The road from college to Mayacamas took some interesting and fruitful turns for Albrecht. He spent summers in the Himalaya where another Sonoma graduate (Elyse Gonzales Sahota) had started an adventuring company that Albrecht helped out with, called Himalayan Explorers. He also spent a few harvests in the Southern hemisphere in New Zealand and Australia. After two years he called Phil Coturri, who mentioned that maybe Mayacamas was looking for someone. One thing led to another and he was hired at Mayacamas in 2013 under Nathan Littlejohn, before Littlejohn left in 2015 to start his own wine project in Colorado. And then Albrecht really took over the reins with consulting winemaker Andy Ericksen.

The fires in 2017 did not leave the property unscathed, burning two out of the 50 CCOF certified organic planted acres, and destroying one of the structures on the property, the hospitality center. Albrecht and wife Amy. who live up on the property in a cottage, evacuated in time and feel blessed that the historic winery and the cottage remained intact. The hospitality center is being reconstructed now and should be completed late spring or early summer of 2021.

Braiden and Amy wed just this past July here in Sonoma, and Amy also grew up in town attending St. Francis and SVHS, although they didn’t meet growing up, but at a dinner party at the Little Vineyards in Glen Ellen in 2014. She teaches at St. Apollinaris in Napa and is “tolerant” of the long drive up and down the hill every day, although they both look forward to moving back to Sonoma one day. Both Albrecht’s parents and Amy’s mom still live in Sonoma, and they know how special a place it is.

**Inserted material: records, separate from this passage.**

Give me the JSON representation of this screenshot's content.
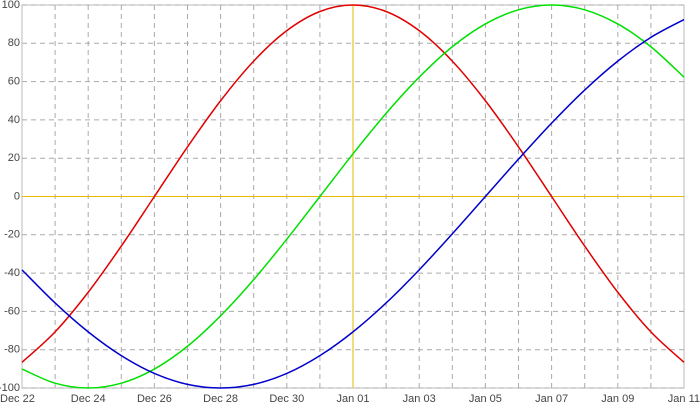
{
  "chart_data": {
    "type": "line",
    "categories": [
      "Dec 22",
      null,
      "Dec 24",
      null,
      "Dec 26",
      null,
      "Dec 28",
      null,
      "Dec 30",
      null,
      "Jan 01",
      null,
      "Jan 03",
      null,
      "Jan 05",
      null,
      "Jan 07",
      null,
      "Jan 09",
      null,
      "Jan 11"
    ],
    "series": [
      {
        "color": "#e00000",
        "values": [
          -86.6,
          -70.7,
          -50,
          -25.9,
          0,
          25.9,
          50,
          70.7,
          86.6,
          96.6,
          100,
          96.6,
          86.6,
          70.7,
          50,
          25.9,
          0,
          -25.9,
          -50,
          -70.7,
          -86.6
        ]
      },
      {
        "color": "#00e000",
        "values": [
          -90.1,
          -97.5,
          -100,
          -97.5,
          -90.1,
          -78.2,
          -62.3,
          -43.4,
          -22.3,
          0,
          22.3,
          43.4,
          62.3,
          78.2,
          90.1,
          97.5,
          100,
          97.5,
          90.1,
          78.2,
          62.3
        ]
      },
      {
        "color": "#0000cc",
        "values": [
          -38.3,
          -55.6,
          -70.7,
          -83.1,
          -92.4,
          -98.1,
          -100,
          -98.1,
          -92.4,
          -83.1,
          -70.7,
          -55.6,
          -38.3,
          -19.5,
          0,
          19.5,
          38.3,
          55.6,
          70.7,
          83.1,
          92.4
        ]
      }
    ],
    "ylim": [
      -100,
      100
    ],
    "yticks": [
      -100,
      -80,
      -60,
      -40,
      -20,
      0,
      20,
      40,
      60,
      80,
      100
    ],
    "grid": true,
    "reference_lines": {
      "x": "Jan 01",
      "y": 0,
      "color": "#e6b800"
    }
  }
}
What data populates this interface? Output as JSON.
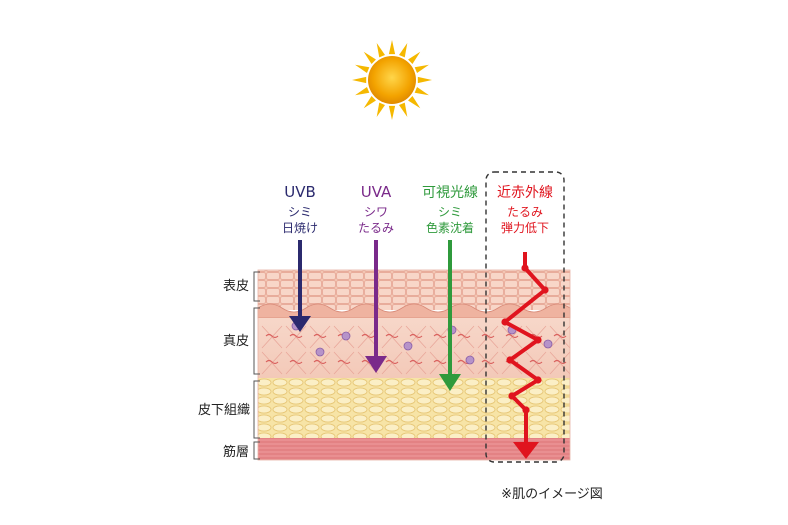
{
  "colors": {
    "uvb": "#2b2a6e",
    "uva": "#7a2a8a",
    "visible": "#2f9a3c",
    "near_infrared": "#e0141e",
    "epidermis": "#f3c4b2",
    "dermis": "#f6d3c4",
    "subcutaneous": "#f7e4a6",
    "muscle": "#e7888b",
    "sun_core": "#f2a100",
    "sun_rays": "#f5b800"
  },
  "rays": [
    {
      "name": "UVB",
      "effect_line1": "シミ",
      "effect_line2": "日焼け"
    },
    {
      "name": "UVA",
      "effect_line1": "シワ",
      "effect_line2": "たるみ"
    },
    {
      "name": "可視光線",
      "effect_line1": "シミ",
      "effect_line2": "色素沈着"
    },
    {
      "name": "近赤外線",
      "effect_line1": "たるみ",
      "effect_line2": "弾力低下"
    }
  ],
  "layers": {
    "epidermis": "表皮",
    "dermis": "真皮",
    "subcutaneous": "皮下組織",
    "muscle": "筋層"
  },
  "caption": "※肌のイメージ図",
  "icons": {
    "sun": "sun-icon",
    "arrow": "arrow-down-icon"
  }
}
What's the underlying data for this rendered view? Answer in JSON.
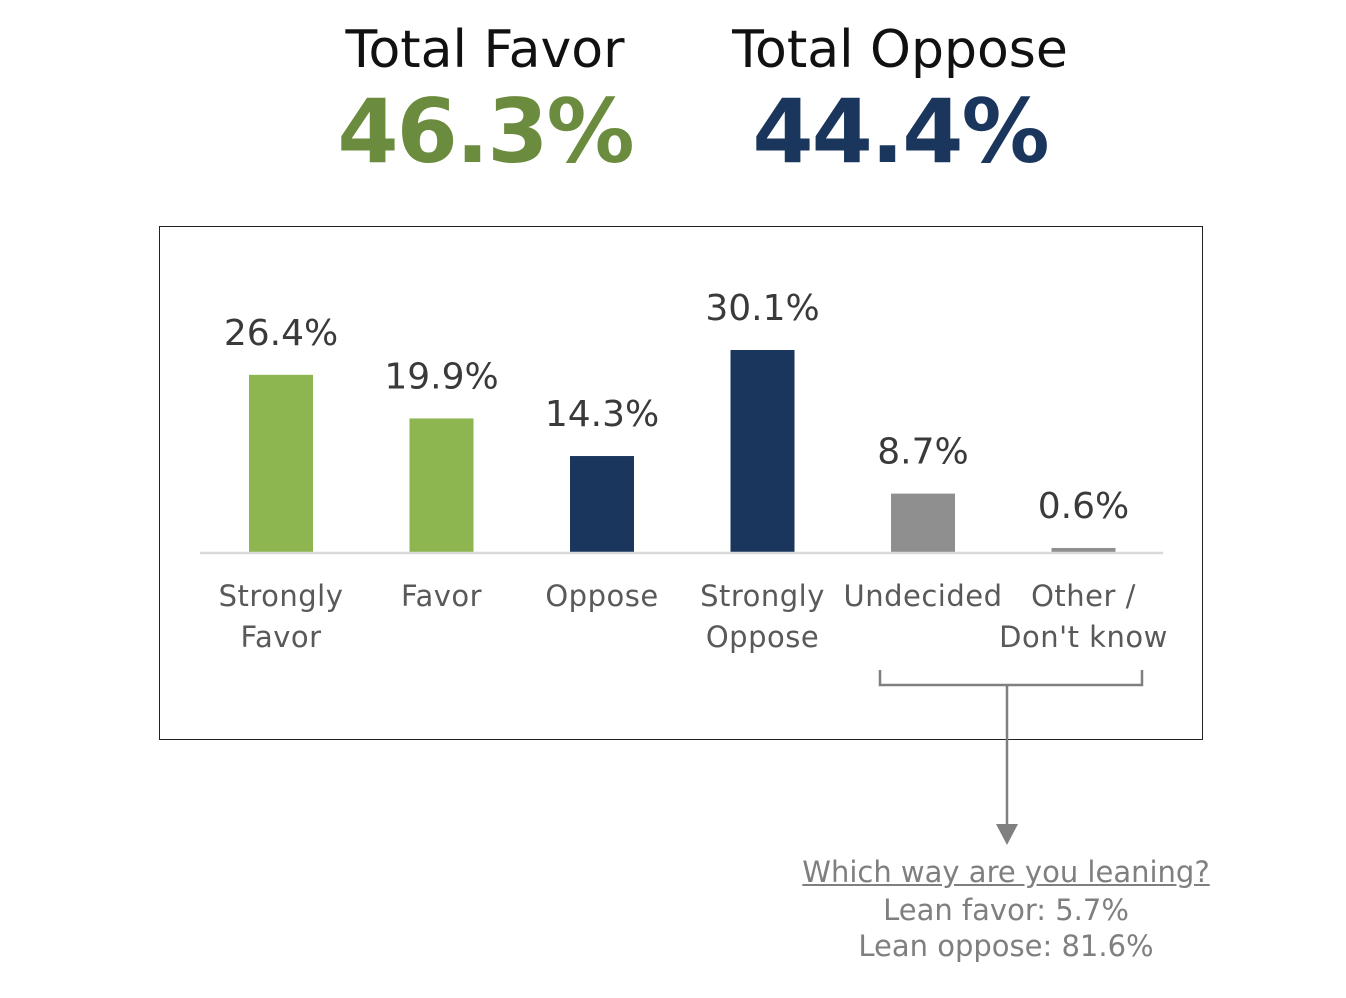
{
  "totals": {
    "favor": {
      "label": "Total Favor",
      "value": "46.3%",
      "color": "#6b8c3e"
    },
    "oppose": {
      "label": "Total Oppose",
      "value": "44.4%",
      "color": "#1b365d"
    }
  },
  "chart_data": {
    "type": "bar",
    "categories": [
      [
        "Strongly",
        "Favor"
      ],
      [
        "Favor"
      ],
      [
        "Oppose"
      ],
      [
        "Strongly",
        "Oppose"
      ],
      [
        "Undecided"
      ],
      [
        "Other /",
        "Don't know"
      ]
    ],
    "values": [
      26.4,
      19.9,
      14.3,
      30.1,
      8.7,
      0.6
    ],
    "value_labels": [
      "26.4%",
      "19.9%",
      "14.3%",
      "30.1%",
      "8.7%",
      "0.6%"
    ],
    "colors": [
      "#8db651",
      "#8db651",
      "#1b365d",
      "#1b365d",
      "#8f8f8f",
      "#8f8f8f"
    ],
    "ylim": [
      0,
      34
    ],
    "grid": false,
    "legend": "none",
    "title": "",
    "xlabel": "",
    "ylabel": ""
  },
  "followup": {
    "question": "Which way are you leaning?",
    "lean_favor": "Lean favor: 5.7%",
    "lean_oppose": "Lean oppose:  81.6%"
  }
}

Albrecht’s family owns 37 acres in Rutherford that they farm; the land has been in his mom’s family since the late 1800s. The grapes are sold to various wineries. For the moment he’s not involved in the family business, but he says one day down the road it might be fun and interesting to take it on in some capacity, remarking on how the vineyards as well as the wines are more rustic in style, not so different in fact from the style of wines at Mayacamas. But for the moment he’s focused on how much he has still to accomplish at Mayacamas.

“I’m really excited about the next chapter here,” he said. “We have the redevelopment of 20 new acres that will be coming online in the next three years, which are replanted in different ways; new places, new varietals, different orientations, spacings and clonal material. There’s a lot of new flavors for us to incorporate, seek out, and tame. So, there’s a lot to learn.”

“I can’t think of anybody more deserving of this honor,” said Sam Coturri, who now runs Winery Sixteen 600. “Braiden is a hard working cellar rat who does a great job with everything that he sets out to accomplish. I am proud to know him.”

Life hasn’t changed too much since Albrecht’s’s wine hit No. 2, and that’s just the way he likes it, being able to continue to do what he loves with his team in the vineyard and in the cellar, and to not lose sight of what gets him up and excited to work every day, that physical drive to continue to learn and explore.

Wine of the Year 2019

Wine Spectator tasters reviewed more than 15,000 new releases in 2019; more than 6,250 of those scored 90 points or higher on the trade magazine’s 100-point scale.

From that initial pool of wines, Wine Spectator evaluated each bottle for its combination of quality (based on score), value (price), availability (cases made or imported into the United States) as well as what the magazine describes as the wine’s ‘X-factor.’ mayacamas.com.